Towards Fine-Grained Code-Switch Speech Translation with Semantic Space Alignment
Yan Gao, Yazheng Yang, Zhibin Lan, Yidong Chen, Min Zhang, Daimeng Wei, Hui Huang, Jinsong Su
TL;DR
This work targets fine-grained code-switch speech translation by integrating a Mixture-of-Experts (MoE) speech projector with language-specific experts and a four-stage training regime to align speech and text across monolingual and CS data. The MoE projector enables language-aware semantic modeling, while the staged transition training uses ASR, monolingual ST, and CS ST data to progressively bridge modalities and data gaps. Empirical results on Fisher and NTUML2021 demonstrate consistent improvements over strong baselines in CS, monolingual, and mixed settings, with ablations confirming the contribution of the MoE design and the proposed losses.

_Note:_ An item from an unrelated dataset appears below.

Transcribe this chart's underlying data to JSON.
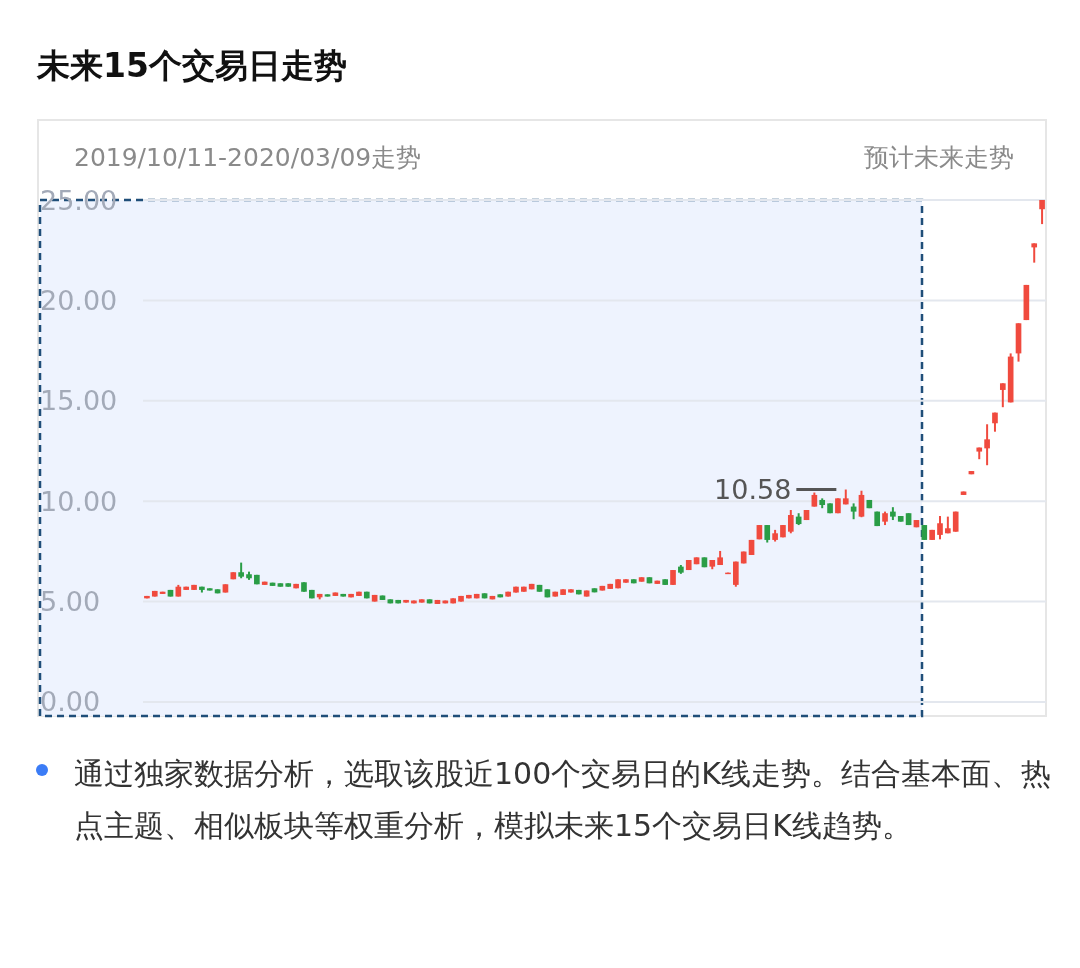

The approach advances CS ST by solving semantic alignment and data scarcity challenges, offering a scalable route for cross-lingual speech translation with CS phenomena without excessive manual annotation.
Abstract
Code-switching (CS) speech translation (ST) refers to translating speech that alternates between two or more languages into a target language text, which poses significant challenges due to the complexity of semantic modeling and the scarcity of CS data. Previous studies tend to rely on the model itself to implicitly learn semantic modeling during training, and resort to inefficient and costly manual annotations for these two challenges. To mitigate these limitations, we propose enhancing Large Language Models (LLMs) with a Mixture of Experts (MoE) speech projector, where each expert specializes in the semantic subspace of a specific language, enabling fine-grained modeling of speech features. Additionally, we introduce a multi-stage training paradigm that utilizes readily available monolingual automatic speech recognition (ASR) and monolingual ST data, facilitating speech-text alignment and improving translation capabilities. During training, we leverage a combination of language-specific loss and intra-group load balancing loss to guide the MoE speech projector in efficiently allocating tokens to the appropriate experts, across expert groups and within each group, respectively. To bridge the data gap across different training stages and improve adaptation to the CS scenario, we further employ a transition loss, enabling smooth transitions of data between stages, to effectively address the scarcity of high-quality CS speech translation data. Extensive experiments on widely used datasets demonstrate the effectiveness and generality of our approach.